HIV Infection
HIV is not transmitted through air, food, or water or through everyday social contact, such as shaking hands, sneezing, touching, and swimming. For a person to become infected with HIV, the virus must enter the bloodstream. As such, there are a limited number of ways that a person can transmit or become infected by HIV.
The following activities can place a person at high-risk for HIV infection:
- engaging in unprotected sexual intercourse (anal or vaginal);
- sharing sex toys;
- sharing needles or equipment for injecting drugs or steroids; and
- mother-to-child transmission during pregnancy, delivery, and breast-feeding.
HIV cannot be transmitted in the following ways:
- shaking hands, hugging;
- coughing, sneezing;
- giving blood;
- using swimming pools, toilet seats;
- sharing eating utensils, water fountains;
- mosquito and other insect bites;
- animal bites.
The following activities pose a low risk for contracting the HIV infection, but they still carry a risk. They pose a high risk when one of the partners has a pre-existing infection that resulted from a previous sexual experience or contact with infected blood.

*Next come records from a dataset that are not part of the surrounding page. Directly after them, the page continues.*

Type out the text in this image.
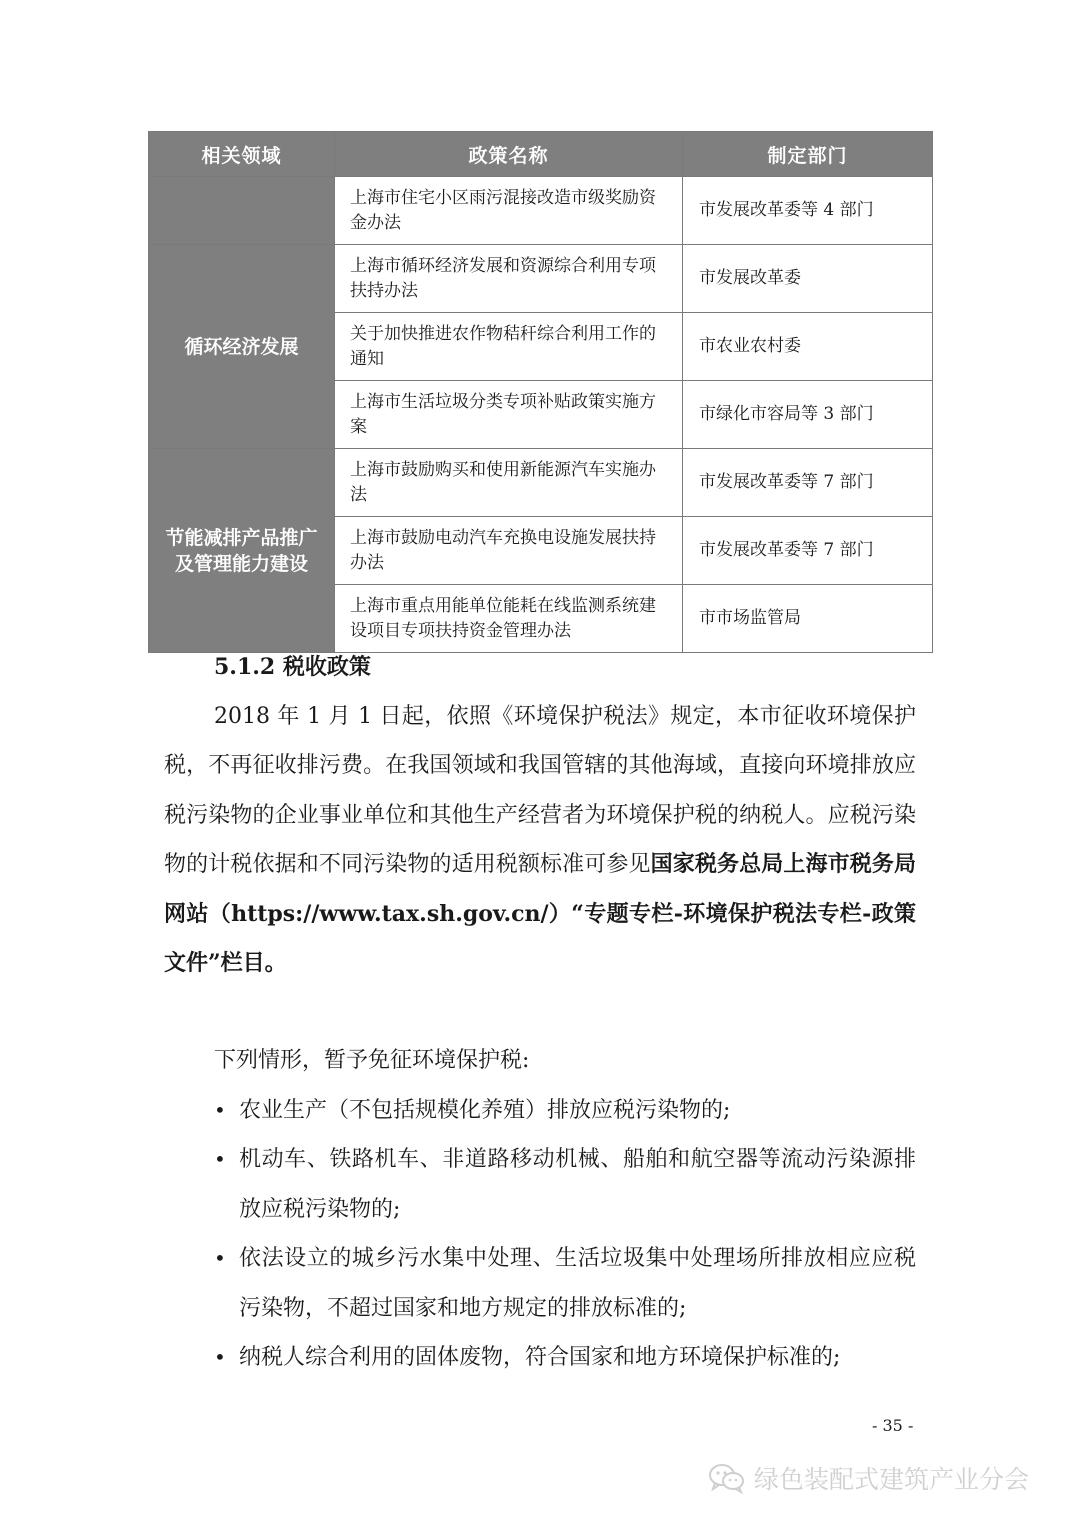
相关领域	政策名称	制定部门
	上海市住宅小区雨污混接改造市级奖励资金办法	市发展改革委等 4 部门
循环经济发展	上海市循环经济发展和资源综合利用专项扶持办法	市发展改革委
	关于加快推进农作物秸秆综合利用工作的通知	市农业农村委
	上海市生活垃圾分类专项补贴政策实施方案	市绿化市容局等 3 部门
节能减排产品推广及管理能力建设	上海市鼓励购买和使用新能源汽车实施办法	市发展改革委等 7 部门
	上海市鼓励电动汽车充换电设施发展扶持办法	市发展改革委等 7 部门
	上海市重点用能单位能耗在线监测系统建设项目专项扶持资金管理办法	市市场监管局
5.1.2 税收政策

2018 年 1 月 1 日起，依照《环境保护税法》规定，本市征收环境保护税，不再征收排污费。在我国领域和我国管辖的其他海域，直接向环境排放应税污染物的企业事业单位和其他生产经营者为环境保护税的纳税人。应税污染物的计税依据和不同污染物的适用税额标准可参见国家税务总局上海市税务局网站（https://www.tax.sh.gov.cn/）“专题专栏-环境保护税法专栏-政策文件”栏目。

下列情形，暂予免征环境保护税:

• 农业生产（不包括规模化养殖）排放应税污染物的;
• 机动车、铁路机车、非道路移动机械、船舶和航空器等流动污染源排放应税污染物的;
• 依法设立的城乡污水集中处理、生活垃圾集中处理场所排放相应应税污染物，不超过国家和地方规定的排放标准的;
• 纳税人综合利用的固体废物，符合国家和地方环境保护标准的;
- 35 -
绿色装配式建筑产业分会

- Unprotected oral sex poses a lower risk for HIV transmission, but a higher risk for causing other sexually transmitted infections, such as chlamydia, gonorrhea, herpes, genital warts (HPV), and syphilis.
- Kissing, in almost all circumstances, has no risk of HIV transmission. However, kissing with the exchange of blood (when there are bleeding cuts, open sores, or ulcers present in the mouth) can still carry a low risk for HIV transmission.
- Reusing or sharing needles for tattooing, skin piercing, electrolysis, or acupuncture carry a low risk for HIV transmission and a high risk for the transmission of other blood-borne infections, such as INK hepatitis B and hepatitis C.
- Exposure to blood and bodily fluids in an occupational setting (for example, in an emergency response or a medical environment) carries a low risk if infection-control precautions are followed. However, the transmission risk is higher in an occupational setting if precautions are not followed, or if the skin is punctured while being exposed to bodily fluids.
Even without treatment, it can take many years for a person infected with HIV to develop noticeable symptoms. That is why people can be unaware that they are infected with HIV. The Agency estimates that, at the end of 2008, 26% of the people in Canada who were living with HIV did not know they were infected. If people have HIV and do not know it, they may unknowingly infect others by not taking proper precautions during sex, or while injecting drugs or steroids. The only way to confirm if you are infected is through a blood test.